“When Everything’s Made Up”: Authors Alliance
on the Free Press

Posted April 3, 2017

The following guest post was written by Thomas Leonard, University Librarian emeritus and Professor of Journalism emeritus at UC Berkeley, and a member of the Authors Alliance board of directors. Leonard is an expert in the history of American journalism; his books include The Power of the Press: The Birth of American Political Reporting and News For All: America’s Coming of Age With the Press

Some of the most damning lines about American media are gaining new currency these days:

“Nothing can now be believed which is seen in a newspaper,” President Thomas Jefferson said in 1807. Now, slightly revised, it is a Trump line.

“Whenever his liquor begun to work, he most always went for the government”—Huck Finn’s verdict on his father may be a fair statement about many of us, dazed by our new President’s administration.

It took some hard lessons before our Constitution’s glorious words about freedom of the press were understood as a libertarian sacrament in the early Republic. The John Adams administration managed the arrest of some two dozen critics under the Alien & Sedition Acts before the Constitutional principle of a free press took its modern shape, following the realization that this could happen to anyone not holding the reins of power.

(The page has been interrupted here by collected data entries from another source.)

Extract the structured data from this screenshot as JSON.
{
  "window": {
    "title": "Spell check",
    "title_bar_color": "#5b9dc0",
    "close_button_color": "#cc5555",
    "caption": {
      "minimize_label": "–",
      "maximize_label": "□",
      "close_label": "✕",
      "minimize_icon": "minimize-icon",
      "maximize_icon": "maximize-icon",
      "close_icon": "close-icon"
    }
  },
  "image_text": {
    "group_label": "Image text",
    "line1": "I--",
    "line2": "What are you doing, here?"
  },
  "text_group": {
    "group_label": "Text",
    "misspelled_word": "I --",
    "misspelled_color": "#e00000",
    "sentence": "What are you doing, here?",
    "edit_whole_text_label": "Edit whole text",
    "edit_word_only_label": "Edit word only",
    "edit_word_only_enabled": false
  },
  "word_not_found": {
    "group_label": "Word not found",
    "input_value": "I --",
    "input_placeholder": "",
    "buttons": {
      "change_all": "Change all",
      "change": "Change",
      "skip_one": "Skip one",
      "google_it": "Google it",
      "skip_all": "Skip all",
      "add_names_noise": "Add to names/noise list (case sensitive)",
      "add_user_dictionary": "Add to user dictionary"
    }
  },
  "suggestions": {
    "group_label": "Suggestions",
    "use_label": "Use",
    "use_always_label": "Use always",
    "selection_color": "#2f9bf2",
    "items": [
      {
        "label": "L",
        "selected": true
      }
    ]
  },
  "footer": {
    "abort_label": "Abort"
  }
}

Similarly, respect for the press was not robust at the creation of American government. This value developed through political struggle. The first U.S. copyright law of 1790 provided the privilege for books, maps and charts; just how authors of newspaper and magazine stories were to protect themselves was not addressed. The first Congresses did not report their own proceedings in any detail, let alone make it easy for journalists to hear what was going on. Rights for a free press and for the citizens who would need it were built over time, and with a variety of special interests doing much of the lifting.

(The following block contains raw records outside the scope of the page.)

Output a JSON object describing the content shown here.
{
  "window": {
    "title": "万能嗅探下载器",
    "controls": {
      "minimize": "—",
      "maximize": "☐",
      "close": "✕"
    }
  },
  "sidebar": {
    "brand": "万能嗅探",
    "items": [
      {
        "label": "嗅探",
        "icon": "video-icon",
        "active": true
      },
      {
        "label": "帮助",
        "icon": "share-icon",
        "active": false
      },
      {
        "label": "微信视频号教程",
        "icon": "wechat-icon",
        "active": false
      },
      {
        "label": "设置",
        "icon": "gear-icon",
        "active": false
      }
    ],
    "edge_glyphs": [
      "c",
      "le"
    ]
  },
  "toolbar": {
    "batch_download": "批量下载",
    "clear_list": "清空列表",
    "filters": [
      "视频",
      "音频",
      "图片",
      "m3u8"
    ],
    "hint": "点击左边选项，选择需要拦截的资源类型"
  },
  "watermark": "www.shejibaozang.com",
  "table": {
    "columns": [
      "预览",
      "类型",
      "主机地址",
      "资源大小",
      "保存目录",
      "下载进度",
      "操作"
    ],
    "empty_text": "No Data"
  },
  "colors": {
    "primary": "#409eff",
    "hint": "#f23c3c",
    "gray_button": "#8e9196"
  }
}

Consistency and purity of motives have never been common features of our civil society, particularly in our history of a free press. Self-interest has been the anchor (perhaps a better one than idealism alone), and self-interest across the political spectrum is likely to deflect the harshest threats against the press today. Until recently, Donald Trump’s most noted attack on journalists was his statement in February, 2016 about how they could be brought to heel: “We’re going to open up those libel laws. So when the New York Times writes a hit piece which is a total disgrace or when the Washington Post, which is there for other reasons, writes a hit piece, we can sue them and win money instead of having no chance of winning because they’re totally protected.”

Since taking office, the President has suffered from a case of libel nerves. Last week, he went after the New York Times with the tweet, “Change libel laws?” The question mark is significant. The Supreme Court’s New York Times v. Sullivan decision of 1964 famously protected journalists against libel actions.  But it protects politicians as well when they say harsh things about other public figures. Politico reported last week that Trump is hearing that he might be sued. Office holders would surely become large contributors to law firms in an attempt to protect themselves from defamation suits (especially if they were tweeters who did not weigh every word about public figures they dislike).

“Whose Line Is It Anyway?” was a game show that many will remember fondly. It had comforting rules: “Everything’s made up and the points don’t matter.” This is amusing but wrong in every respect when applied to politics. Holding all political actors to the law, and reminding them what they have to lose in dreaming up punishments for critics, matters tremendously. The age-old dispute between people in power and a press that would bring them to account, requires all the wisdom we can summon.  Authors Alliance, whose members share common values and diverse means of expression, must be ready to meet this challenge.